On peut aussi déceler quelques clins d’œil à la musique :  "We're Kickin' Out the Jams, Takin' care of Business", "Oh, we're walking After Midnight singin' Tulsa Time", "Elvis could shake, rattle, roll", "Black Bettyet "Look over to my left, there's Gibbons. Yeah, Billy pops a top on local".

     D'un côté, ils pourraient représenter une facette d'une Amérique assez superficielle. Celle d'une population pour qui "La vraie vie" se résume à des barbecues et des bières à volonté, des 4x4, de grosses cylindrées, des films à gros budget ... Oui, mais aussi à des liens familiaux et d'amitié, de musique, et d'un contact avec la nature. De la vie champêtre. Un monde paradoxal où coca-cola et monsanto se sont immiscés dans des propriétés verdoyantes, où la nature a encore certains droits, est encore présente et n'est pas encore totalement bridée et martyrisée.
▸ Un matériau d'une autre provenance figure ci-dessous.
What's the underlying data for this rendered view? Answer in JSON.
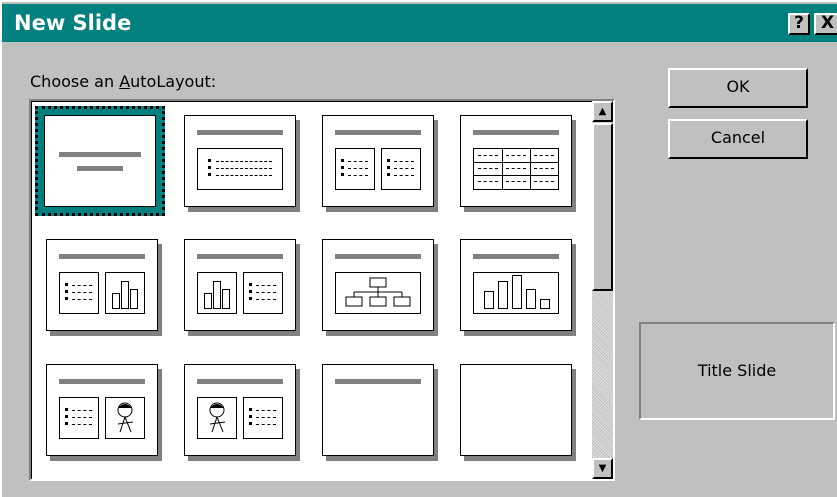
{
  "window": {
    "title": "New Slide",
    "help_glyph": "?",
    "close_glyph": "X"
  },
  "label": {
    "choose": "Choose an AutoLayout:"
  },
  "buttons": {
    "ok": "OK",
    "cancel": "Cancel"
  },
  "preview": {
    "name": "Title Slide"
  },
  "scrollbar": {
    "up_glyph": "▲",
    "down_glyph": "▼"
  },
  "layouts": [
    {
      "name": "title-slide",
      "selected": true
    },
    {
      "name": "bulleted-list"
    },
    {
      "name": "two-column-text"
    },
    {
      "name": "table"
    },
    {
      "name": "text-and-chart"
    },
    {
      "name": "chart-and-text"
    },
    {
      "name": "organization-chart"
    },
    {
      "name": "chart"
    },
    {
      "name": "text-and-clip-art"
    },
    {
      "name": "clip-art-and-text"
    },
    {
      "name": "title-only"
    },
    {
      "name": "blank"
    }
  ]
}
     Crénom ! Nom di diou ! Mais, quand j'écoute "White Lightning", c'est toujours pareil. Il en émane quelque chose d'insondable qui parle à l'âme. Il se passe quelque chose sous l'épiderme, quelque chose qui a la capacité de transformer une journée la plus maussades en une merveilleuse journée printanière. Johnston l'a écrite en passant à sa femme, en repensant à la façon dont il s'est si rapidement épris d'elle ; cela a été foudroyant (coup de foudre ?).  Déjà présente sur le premier essai, elle prend ici plus de profondeur, malgré ses métaphores limites stupides ; une forme de dérision. "She stole my heart. Faster  than a heat seekin' missile on a mission. Faster  than the Duke boys jumpin' that hillside ... Faster than Elvis could shake, rattle, roll. Ooooh, I saw white lightning" Une poésie toute particulière. Une chanson sincère, qui sort d'un cœur épris et conquis, non dénuée d'humour. Lors d'un concert donné à New-York, en septembre 2012, Jaren, après avoir lui avoir dédié une chanson, a fait venir sur scène Evyn Mustoe (la fille de la vidéo) et s'est agenouillé pour lui présenter sa demande de fiançailles. Ils se sont mariés en octobre 2013. C'est-y pas mignon ?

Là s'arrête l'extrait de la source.